On the other hand, many are still out of work. While an unemployment rate of 6% would be envied around the world, the Fed sees 8.4 million people who have yet to return to the workforce. The chart below shows the gap remains open.
If the Fed continues stressing that it wants to see many millions more returning before thinking of any sort of tightening, the dollar would soften and stocks could gain ground. It would imply more money-printing for longer.
3) How transitory is inflation
The Fed's second mandate is price stability, and since last year, it clearly prioritizes reaching full employment even at the expense of temporarily rising inflation. That policy review allows for some "catching up," and the price falls seen in the wake of the pandemic last year result in "base effect" – artificially high annual increases. However, it can stick.
As of March, the Consumer Price Index jumped to 2.6% YoY while Core CPI advanced to 1.6%. At this point, there is nothing alarming to push the Fed into action. There is still room to rise before becoming worried and the Fed may opt to continue dismissing inflation worries. That would boost equities and weigh on the greenback.
Fed officials and economists foresaw a bump-up in year-on-year increases, but not all dismissed it as a transitory effect. The global microchip shortage has not only pushed prices higher but also caused carmakers to halt the production of some vehicles. Additional evidence comes from Procter & Gamble, which announced permanent price hikes for its cleaning products.
Traders are following the phenomenal rise of copper and also soft commodities such as corn and lumber.
Source: Trading Economics
If the Fed acknowledges such developments as potentially lasting for longer, the dollar could rise and stocks would suffer. Vice-Chair Richard Clarida said that if mid-year inflation levels persist through year-end, it could not be seen as transitory anymore.

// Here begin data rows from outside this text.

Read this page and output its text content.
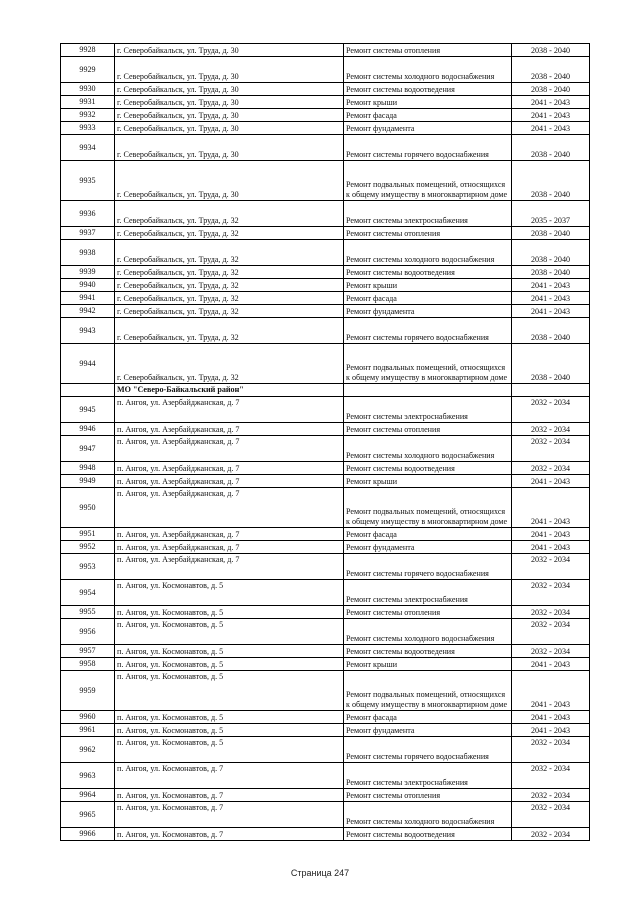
9928	г. Северобайкальск, ул. Труда, д. 30	Ремонт системы отопления	2038 - 2040
9929	г. Северобайкальск, ул. Труда, д. 30	Ремонт системы холодного водоснабжения	2038 - 2040
9930	г. Северобайкальск, ул. Труда, д. 30	Ремонт системы водоотведения	2038 - 2040
9931	г. Северобайкальск, ул. Труда, д. 30	Ремонт крыши	2041 - 2043
9932	г. Северобайкальск, ул. Труда, д. 30	Ремонт фасада	2041 - 2043
9933	г. Северобайкальск, ул. Труда, д. 30	Ремонт фундамента	2041 - 2043
9934	г. Северобайкальск, ул. Труда, д. 30	Ремонт системы горячего водоснабжения	2038 - 2040
9935	г. Северобайкальск, ул. Труда, д. 30	Ремонт подвальных помещений, относящихся к общему имуществу в многоквартирном доме	2038 - 2040
9936	г. Северобайкальск, ул. Труда, д. 32	Ремонт системы электроснабжения	2035 - 2037
9937	г. Северобайкальск, ул. Труда, д. 32	Ремонт системы отопления	2038 - 2040
9938	г. Северобайкальск, ул. Труда, д. 32	Ремонт системы холодного водоснабжения	2038 - 2040
9939	г. Северобайкальск, ул. Труда, д. 32	Ремонт системы водоотведения	2038 - 2040
9940	г. Северобайкальск, ул. Труда, д. 32	Ремонт крыши	2041 - 2043
9941	г. Северобайкальск, ул. Труда, д. 32	Ремонт фасада	2041 - 2043
9942	г. Северобайкальск, ул. Труда, д. 32	Ремонт фундамента	2041 - 2043
9943	г. Северобайкальск, ул. Труда, д. 32	Ремонт системы горячего водоснабжения	2038 - 2040
9944	г. Северобайкальск, ул. Труда, д. 32	Ремонт подвальных помещений, относящихся к общему имуществу в многоквартирном доме	2038 - 2040
	МО "Северо-Байкальский район"		
9945	п. Ангоя, ул. Азербайджанская, д. 7	Ремонт системы электроснабжения	2032 - 2034
9946	п. Ангоя, ул. Азербайджанская, д. 7	Ремонт системы отопления	2032 - 2034
9947	п. Ангоя, ул. Азербайджанская, д. 7	Ремонт системы холодного водоснабжения	2032 - 2034
9948	п. Ангоя, ул. Азербайджанская, д. 7	Ремонт системы водоотведения	2032 - 2034
9949	п. Ангоя, ул. Азербайджанская, д. 7	Ремонт крыши	2041 - 2043
9950	п. Ангоя, ул. Азербайджанская, д. 7	Ремонт подвальных помещений, относящихся к общему имуществу в многоквартирном доме	2041 - 2043
9951	п. Ангоя, ул. Азербайджанская, д. 7	Ремонт фасада	2041 - 2043
9952	п. Ангоя, ул. Азербайджанская, д. 7	Ремонт фундамента	2041 - 2043
9953	п. Ангоя, ул. Азербайджанская, д. 7	Ремонт системы горячего водоснабжения	2032 - 2034
9954	п. Ангоя, ул. Космонавтов, д. 5	Ремонт системы электроснабжения	2032 - 2034
9955	п. Ангоя, ул. Космонавтов, д. 5	Ремонт системы отопления	2032 - 2034
9956	п. Ангоя, ул. Космонавтов, д. 5	Ремонт системы холодного водоснабжения	2032 - 2034
9957	п. Ангоя, ул. Космонавтов, д. 5	Ремонт системы водоотведения	2032 - 2034
9958	п. Ангоя, ул. Космонавтов, д. 5	Ремонт крыши	2041 - 2043
9959	п. Ангоя, ул. Космонавтов, д. 5	Ремонт подвальных помещений, относящихся к общему имуществу в многоквартирном доме	2041 - 2043
9960	п. Ангоя, ул. Космонавтов, д. 5	Ремонт фасада	2041 - 2043
9961	п. Ангоя, ул. Космонавтов, д. 5	Ремонт фундамента	2041 - 2043
9962	п. Ангоя, ул. Космонавтов, д. 5	Ремонт системы горячего водоснабжения	2032 - 2034
9963	п. Ангоя, ул. Космонавтов, д. 7	Ремонт системы электроснабжения	2032 - 2034
9964	п. Ангоя, ул. Космонавтов, д. 7	Ремонт системы отопления	2032 - 2034
9965	п. Ангоя, ул. Космонавтов, д. 7	Ремонт системы холодного водоснабжения	2032 - 2034
9966	п. Ангоя, ул. Космонавтов, д. 7	Ремонт системы водоотведения	2032 - 2034
Страница 247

If Powell provides such guidance, it could put the markets on alert for significant tightening later this year. The timeline could be opening the door to tapering in June and acting in December.
The US economy is booming and the Fed may have to stop shrugging it off and hinting of reducing bond-buying. Any signal – direct via taper talk or indirect by acknowledging heating employment and inflation – would support the greenback. Ongoing caution would do the opposite.